Carry out several keyword cleaning processes automatically and return a tidy table with document ID and keywords.
keyword_clean(
df,
id = "id",
keyword = "keyword",
sep = ";",
rmParentheses = TRUE,
rmNumber = TRUE,
lemmatize = FALSE,
lemmatize_dict = NULL
)
A data.frame containing at least two columns with document ID and keyword strings with separators.
Quoted characters specifying the column name of document ID.Default uses "id".
Quoted characters specifying the column name of keywords.Default uses "keyword".

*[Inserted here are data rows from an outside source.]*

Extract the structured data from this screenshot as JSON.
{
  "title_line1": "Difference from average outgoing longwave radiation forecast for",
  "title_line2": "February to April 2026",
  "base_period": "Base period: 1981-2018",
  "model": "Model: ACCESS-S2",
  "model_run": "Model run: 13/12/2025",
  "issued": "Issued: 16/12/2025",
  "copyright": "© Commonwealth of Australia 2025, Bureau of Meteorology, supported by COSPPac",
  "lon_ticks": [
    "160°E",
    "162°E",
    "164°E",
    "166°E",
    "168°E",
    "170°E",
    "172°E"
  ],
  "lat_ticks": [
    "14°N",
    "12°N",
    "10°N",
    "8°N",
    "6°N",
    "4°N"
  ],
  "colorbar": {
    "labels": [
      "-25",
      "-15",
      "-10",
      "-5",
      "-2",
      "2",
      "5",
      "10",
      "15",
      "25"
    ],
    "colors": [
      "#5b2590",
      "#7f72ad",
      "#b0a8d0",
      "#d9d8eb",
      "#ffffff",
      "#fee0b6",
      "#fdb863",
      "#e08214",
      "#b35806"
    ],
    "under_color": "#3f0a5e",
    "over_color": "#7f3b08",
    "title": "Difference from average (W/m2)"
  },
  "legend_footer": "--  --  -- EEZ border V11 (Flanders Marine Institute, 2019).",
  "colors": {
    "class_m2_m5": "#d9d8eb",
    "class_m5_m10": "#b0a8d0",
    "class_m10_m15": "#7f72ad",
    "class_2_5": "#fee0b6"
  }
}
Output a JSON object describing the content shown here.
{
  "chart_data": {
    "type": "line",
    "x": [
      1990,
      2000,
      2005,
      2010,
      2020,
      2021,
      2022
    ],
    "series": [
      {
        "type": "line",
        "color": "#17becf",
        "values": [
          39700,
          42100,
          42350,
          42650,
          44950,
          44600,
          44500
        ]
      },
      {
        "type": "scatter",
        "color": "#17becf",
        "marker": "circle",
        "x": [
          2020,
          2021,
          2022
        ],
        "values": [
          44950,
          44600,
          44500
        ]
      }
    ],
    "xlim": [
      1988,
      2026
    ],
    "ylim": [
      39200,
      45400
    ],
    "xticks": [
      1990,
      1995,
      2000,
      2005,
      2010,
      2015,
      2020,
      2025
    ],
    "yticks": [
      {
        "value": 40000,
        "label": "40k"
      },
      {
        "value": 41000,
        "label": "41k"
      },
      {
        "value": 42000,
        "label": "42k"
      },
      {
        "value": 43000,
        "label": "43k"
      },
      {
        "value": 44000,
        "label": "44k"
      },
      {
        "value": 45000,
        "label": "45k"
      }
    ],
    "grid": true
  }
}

Separator(s) of keywords. Default uses ";".
Remove the contents in the parentheses (including the parentheses) or not. Default uses TRUE.
Remove the pure number sequence or no. Default uses TRUE.
Lemmatize the keywords or not. Lemmatization is supported by `lemmatize_strings` function in `textstem` package.Default uses FALSE.
A dictionary of base terms and lemmas to use for replacement.
Only used when the lemmatize parameter is TRUE
.
The first column should be the full word form in lower case
while the second column is the corresponding replacement lemma.
Default uses NULL
, this would apply the default dictionary used in
lemmatize_strings
function.
A tbl with two columns, namely document ID and cleaned keywords.
The entire cleaning processes include:
1.Split the text with separators;
2.Remove the contents in the parentheses (including the parentheses);
3.Remove white spaces from start and end of string and reduces repeated white spaces inside a string;
4.Remove all the null character string and pure number sequences;
5.Convert all letters to lower case;
6.Lemmatization.
Some of the procedures could be suppressed or activated with parameter adjustments.
Default setting did not use lemmatization, it is suggested to use keyword_merge
to
merge the keywords afterward.
library(akc)
bibli_data_table
#> # A tibble: 1,448 × 4
#> id title keyword abstr…¹
#> <int> <chr> <chr> <chr>
#> 1 1 Keeping the doors open in an age of austerity? Qualita… Auster… "Engli…
#> 2 2 Comparison of Slovenian and Korean library laws Compar… "This …
#> 3 3 Analysis of the factors affecting volunteering, satisf… Contin… "This …
#> 4 4 Redefining Library and Information Science education a… Curric… "The p…
#> 5 5 Can in-house use data of print collections shed new li… Check-… "Libra…
#> 6 6 Practices of community representatives in exploiting i… Commun… "The p…
#> 7 7 Exploring Becoming, Doing, and Relating within the inf… Librar… "Profe…
#> 8 8 Predictors of burnout in public library employees Emotio… "Work …
#> 9 9 The Roma and documentary film: Considerations for coll… Academ… "This …
#> 10 10 Mediation effect of knowledge management on the relati… Job pe… "This …
#> # … with 1,438 more rows, and abbreviated variable name ¹abstract
bibli_data_table %>%
keyword_clean(id = "id",keyword = "keyword")
#> # A tibble: 5,378 × 2
#> id keyword
#> <int> <chr>
#> 1 1 austerity
#> 2 1 community capacity
#> 3 1 library professional
#> 4 1 public libraries
#> 5 1 public service delivery
#> 6 1 volunteer relationship management
#> 7 1 volunteering
#> 8 2 comparative librarianship
#> 9 2 korea
#> 10 2 library legislation
#> # … with 5,368 more rows